Taufan menghela napas berat. Ia menandaskan minuman di gelasnya dan melambai untuk memanggil sang pemilik warung yang berkutat di belakang.
"Ying! Aku pesan satu es teh lagi, dong!"
"Oke!" Suara cempreng seorang gadis menyahut dari belakang kedai.
Taufan menselonjorkan kakinya di atas bangku mumpung warung itu sedang sepi. Biasanya ada banyak orang yang berkumpul di kedai ini. Mayoritas adalah pria-pria paruh baya pengangguran yang tidak punya pekerjaan lain selain nongkrong di warung sambil menggoda gadis-gadis muda yang lewat dan menghabiskan uang dengan berjudi.
"Lagi sepi penumpang, ya?"
Gelas berembun diletakkan di meja dan Taufan mendongak pada gadis mungil yang membawakannya.
"Iya, nih. Sepi banget," desah Taufan. ia meraih gelas es teh yang baru disajikan dan langsung meneguk isinya.
"Sama, sih. Warungku dari pagi juga sepi," kata Ying. Ia mengambil tempat duduk di samping Gopal yang masih fokus dengan korannya. "Yang datang ke sini hari ini baru kalian berdua doang."
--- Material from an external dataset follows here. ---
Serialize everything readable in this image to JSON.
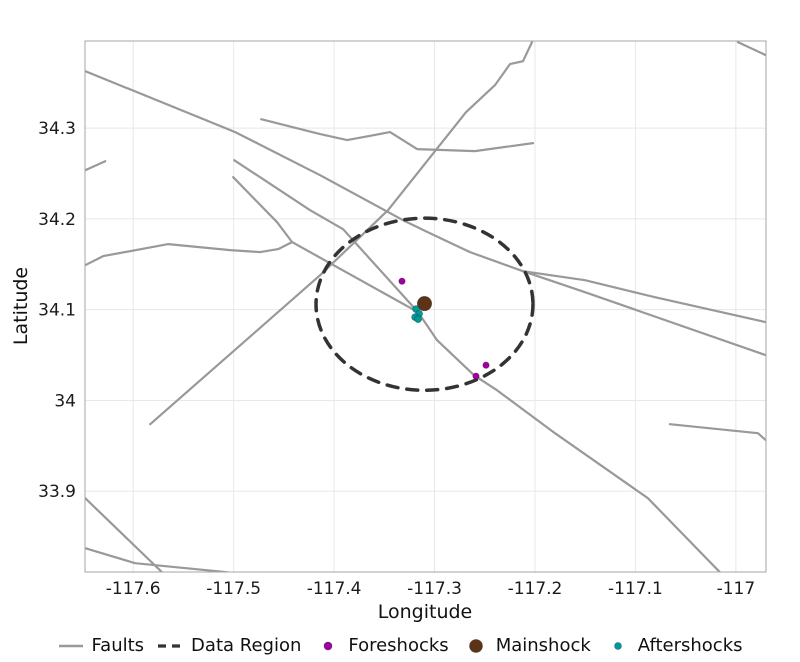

"Masa'? bukannya warung kamu biasanya rame?" Taufan mengangkat alis. "Ke mana bapak-bapak genit yang biasanya suka nongkrong di sini?"
"Nggak tau, deh. Di rumah kali," Ying mengangkat bahu. "Aku dengar hari ini ada kerja bakti buat bersih-bersih kampung sekalian menyambut Bulan Puasa."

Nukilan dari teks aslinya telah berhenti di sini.